John Brennan faced repeated questions at his confirmation hearing over the targeted killings, which have even involved US citizens not charged with any crime.
Although Mr Brennan is expected to win approval as the new CIA head, some senators seized on the hearing to question the legality of the drone raids.
Democratic senators demanded that the administration shared more information about the strikes with Congress and the public.
"It's the idea of giving any president unfettered power to kill an American without checks and balances that's so troubling," said Oregon Democratic Senator Ron Wyden.
The hearing before the Senate intelligence committee had hardly begun before protesters opposed to the drone attacks disrupted the proceedings, heckling Mr Brennan before police cleared the hall.

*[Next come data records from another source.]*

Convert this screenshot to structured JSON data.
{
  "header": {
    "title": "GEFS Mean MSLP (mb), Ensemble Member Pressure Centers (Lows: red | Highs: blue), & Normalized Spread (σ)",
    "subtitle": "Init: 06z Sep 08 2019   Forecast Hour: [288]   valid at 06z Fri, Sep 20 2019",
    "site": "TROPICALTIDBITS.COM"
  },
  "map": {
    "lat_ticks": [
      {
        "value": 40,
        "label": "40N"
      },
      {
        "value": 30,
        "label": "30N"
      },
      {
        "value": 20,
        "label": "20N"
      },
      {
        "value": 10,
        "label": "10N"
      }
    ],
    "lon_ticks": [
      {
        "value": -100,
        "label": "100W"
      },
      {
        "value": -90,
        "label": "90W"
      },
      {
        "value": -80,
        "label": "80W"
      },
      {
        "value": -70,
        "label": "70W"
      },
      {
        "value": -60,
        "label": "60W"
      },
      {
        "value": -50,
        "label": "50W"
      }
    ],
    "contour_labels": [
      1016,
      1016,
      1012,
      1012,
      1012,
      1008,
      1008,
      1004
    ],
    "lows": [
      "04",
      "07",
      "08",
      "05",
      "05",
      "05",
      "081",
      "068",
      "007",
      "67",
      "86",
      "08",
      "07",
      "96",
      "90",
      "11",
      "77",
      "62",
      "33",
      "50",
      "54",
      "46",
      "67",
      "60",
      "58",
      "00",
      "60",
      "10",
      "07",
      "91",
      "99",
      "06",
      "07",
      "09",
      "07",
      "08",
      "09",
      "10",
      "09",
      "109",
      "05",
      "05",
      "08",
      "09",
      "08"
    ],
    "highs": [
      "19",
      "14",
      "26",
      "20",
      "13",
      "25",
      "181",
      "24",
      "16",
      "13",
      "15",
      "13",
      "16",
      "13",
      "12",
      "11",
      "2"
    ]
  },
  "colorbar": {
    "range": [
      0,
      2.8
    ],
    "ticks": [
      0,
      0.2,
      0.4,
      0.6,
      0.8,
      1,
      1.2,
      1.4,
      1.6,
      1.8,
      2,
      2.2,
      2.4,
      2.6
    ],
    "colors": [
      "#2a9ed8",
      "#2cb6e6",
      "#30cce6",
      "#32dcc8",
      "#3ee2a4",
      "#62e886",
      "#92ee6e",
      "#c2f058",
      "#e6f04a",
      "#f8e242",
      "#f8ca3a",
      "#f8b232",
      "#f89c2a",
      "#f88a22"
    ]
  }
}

As police removed protesters and other guests from the hearing room, one woman shouted: "This is a war criminal. He should not be confirmed."
But Mr Brennan insisted: "We only take such actions as a last resort to save lives."
The hearing shone a rare public spotlight on President Obama's drone campaign and associated missile strikes involving hundreds of bombing raids by robot aircraft in Pakistan, Yemen and elsewhere.
The administration has sought to maintain strict secrecy over the raids but the threat of lawsuits and frustration from Congress has built pressure to defend the drone campaign publicly.